To prevent any comment about the fact that adding even small values (1.0 or 10.0 or the like) to a value >= MAXDOUBLEEXACT still seems to give consistent results I have to add mention about FPU internal data handling and rounding. The FPU generally always use Extended double internally to allow better precision on float calculations.
Extended double is 10 bytes long, the mantissa is 64 bits long including the integer part (integer part 1 bit, fractional part 63 bits), the exponent is 15 bits and the sign 1 bit.
the instructions to load and store floats convert from internal format to the storing required (float, double, long float...).
So performing calculations on extended double the result is still kind of accurate because the float reppresentation limits has been moved up.....
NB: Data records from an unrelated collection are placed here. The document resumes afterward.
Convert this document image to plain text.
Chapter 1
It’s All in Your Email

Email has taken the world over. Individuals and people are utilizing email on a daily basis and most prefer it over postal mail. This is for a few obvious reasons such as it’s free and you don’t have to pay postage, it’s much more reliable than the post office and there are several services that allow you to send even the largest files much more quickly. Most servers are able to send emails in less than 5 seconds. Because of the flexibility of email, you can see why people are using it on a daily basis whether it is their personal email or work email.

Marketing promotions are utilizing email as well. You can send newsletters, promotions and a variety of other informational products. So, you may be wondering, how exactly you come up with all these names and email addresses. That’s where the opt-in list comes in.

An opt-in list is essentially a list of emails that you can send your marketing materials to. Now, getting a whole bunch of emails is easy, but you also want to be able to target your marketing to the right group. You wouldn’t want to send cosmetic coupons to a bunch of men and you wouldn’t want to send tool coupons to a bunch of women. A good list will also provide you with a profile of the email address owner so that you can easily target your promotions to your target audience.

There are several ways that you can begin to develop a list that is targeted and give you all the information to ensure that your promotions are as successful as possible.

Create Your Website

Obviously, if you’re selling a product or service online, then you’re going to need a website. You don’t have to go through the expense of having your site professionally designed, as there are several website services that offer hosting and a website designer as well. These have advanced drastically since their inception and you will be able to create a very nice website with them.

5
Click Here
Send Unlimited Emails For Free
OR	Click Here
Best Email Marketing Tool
The rounding has been introduced in floating point because not all numbers are correctly reppresentable in base 2, in some cases the conversion generates an irreducble fraction (to give an idea think of 20/6=3.33333333333333....), in this case the floating number is an approximation. The rounding scope is to get as closer possible to the real value adding a small value that triggers the significant figures close to our value.
Consider that the float reppresentation of 20.1 is 20.0999999999999999999999, by adding a small rounding value as 0.0000000000000000000001 will give 20.1 as required.